POLLINATING: Community bridge building through art

Youth Arts Empowerment: On the Cusp Art Exhibit

Youth Arts Empowerment (YAE) creative workshops provide young people with a safe place to develop self-empowerment through self-expression. Imagination, innovation and ingenuity is the welcomed thread that weaves its way through each workshop. Students, between the ages of eleven and nineteen, were provided art materials, shown various ways to use them and given creative assignments. The narrative paintings presented in this exhibit reveal the meaning, depth and importance of their creative process and power of art. The students’ exhibit, entitled, On the Cusp was held at the Pink Dog Gallery in March, 2019. Youth Arts Empowerment is facilitated by its founder, Cleaster Cotton, artist, educator, and ALNUGE inventor.
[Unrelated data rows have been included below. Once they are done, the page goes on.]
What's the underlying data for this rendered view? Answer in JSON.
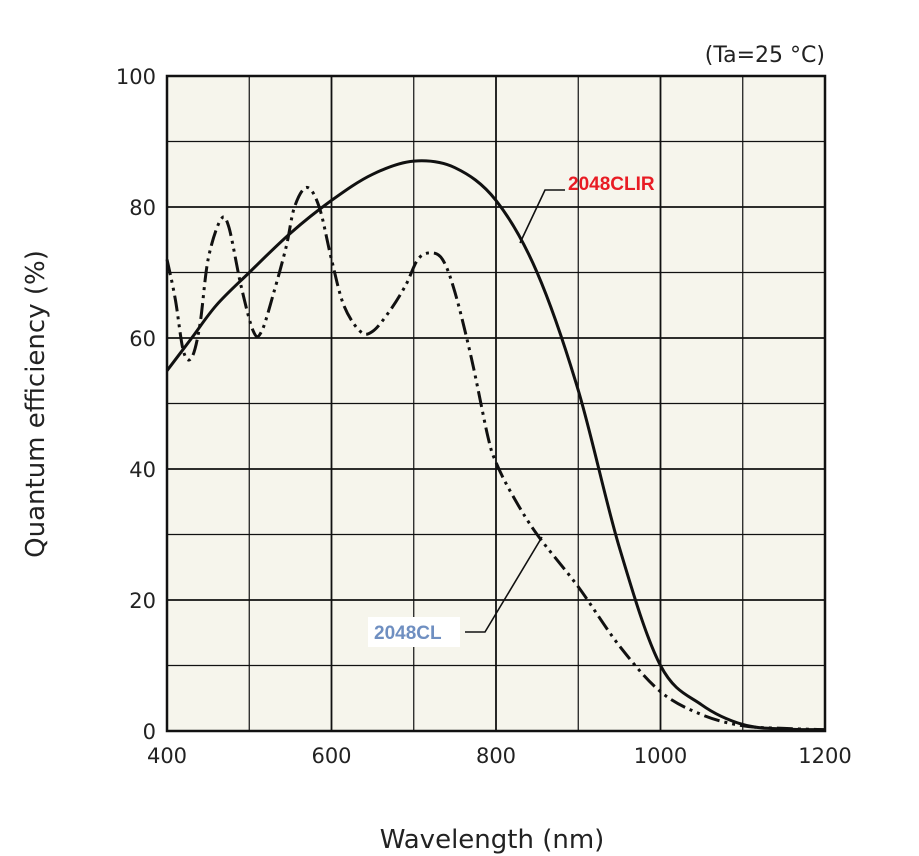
{
  "chart_data": {
    "type": "line",
    "title": "",
    "condition": "(Ta=25 °C)",
    "xlabel": "Wavelength (nm)",
    "ylabel": "Quantum efficiency (%)",
    "xlim": [
      400,
      1200
    ],
    "ylim": [
      0,
      100
    ],
    "x_major_ticks": [
      400,
      600,
      800,
      1000,
      1200
    ],
    "y_major_ticks": [
      0,
      20,
      40,
      60,
      80,
      100
    ],
    "x_grid_step": 100,
    "y_grid_step": 10,
    "grid": true,
    "plot_background": "#f6f5ec",
    "series": [
      {
        "name": "2048CLIR",
        "label_color": "#e81c24",
        "line_style": "solid",
        "points": [
          [
            400,
            55
          ],
          [
            430,
            60
          ],
          [
            460,
            65
          ],
          [
            500,
            70
          ],
          [
            550,
            76
          ],
          [
            600,
            81
          ],
          [
            650,
            85
          ],
          [
            700,
            87
          ],
          [
            750,
            86
          ],
          [
            800,
            81
          ],
          [
            850,
            70
          ],
          [
            900,
            52
          ],
          [
            950,
            28
          ],
          [
            1000,
            10
          ],
          [
            1050,
            4
          ],
          [
            1100,
            1
          ],
          [
            1150,
            0.3
          ],
          [
            1200,
            0.2
          ]
        ]
      },
      {
        "name": "2048CL",
        "label_color": "#6f8fc1",
        "line_style": "dash-dot-dot",
        "points": [
          [
            400,
            72
          ],
          [
            410,
            66
          ],
          [
            420,
            58
          ],
          [
            430,
            57
          ],
          [
            440,
            62
          ],
          [
            450,
            72
          ],
          [
            465,
            78
          ],
          [
            475,
            77
          ],
          [
            490,
            68
          ],
          [
            505,
            61
          ],
          [
            515,
            61
          ],
          [
            530,
            67
          ],
          [
            545,
            74
          ],
          [
            555,
            80
          ],
          [
            570,
            83
          ],
          [
            585,
            80
          ],
          [
            600,
            72
          ],
          [
            615,
            65
          ],
          [
            635,
            61
          ],
          [
            650,
            61
          ],
          [
            670,
            64
          ],
          [
            690,
            68
          ],
          [
            705,
            72
          ],
          [
            720,
            73
          ],
          [
            735,
            72
          ],
          [
            750,
            67
          ],
          [
            770,
            57
          ],
          [
            790,
            45
          ],
          [
            800,
            41
          ],
          [
            820,
            36
          ],
          [
            850,
            30
          ],
          [
            900,
            22
          ],
          [
            950,
            13
          ],
          [
            1000,
            6
          ],
          [
            1050,
            2.5
          ],
          [
            1100,
            0.8
          ],
          [
            1150,
            0.4
          ],
          [
            1200,
            0.2
          ]
        ]
      }
    ]
  }
}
The Community Container Project
in collaboration with LEAF’s Easel Rider

Pink Dog Creative collaborated with the Edington Center’s Shuvonda Harper and LEAF’s Easel Rider on April 14, 2018 for a fun and successful day painting what the children would like to see on the mural as part of Pink Dog’s community Container Project. About 30 children participated. Pink Dog wishes to thank the children and their parents for coming out to paint and Fresh West Pizza for donating bottled water. A selection was made from many fine paintings and will become a mural in 2018.

The Container Project
at Pink Dog Creative

The Container Project was begun when Depot Street was a place to be avoided. Many buildings were abandoned and graffiti covered. People did not come down at night. Our first mural was painted on the double decker shipping containers in 2013 by local artist Melissa Terreza. Since that time 5 artists have painted six murals that aim to promote local talent and engage the community. Murals build a sense of community; they help to create a welcoming, walkable area that makes you want to go there. People stop to have their photos taken in front of the murals and they have even been the background for a local car dealership advertising campaign and wedding photos. When the “Beware of the Dog” mural was up people brought their dogs to pose before the mural and took selfies. To connect the process of muralism with art education, we invited children from the nearby Southside community to create what they would like to see on the mural. One child’s design was chosen to be painted on the containers. While the end product, the works of public art, are beautiful and engaging, their deeper value lies in the conversations they stimulate, the connections we build and the relationships we foster along the way.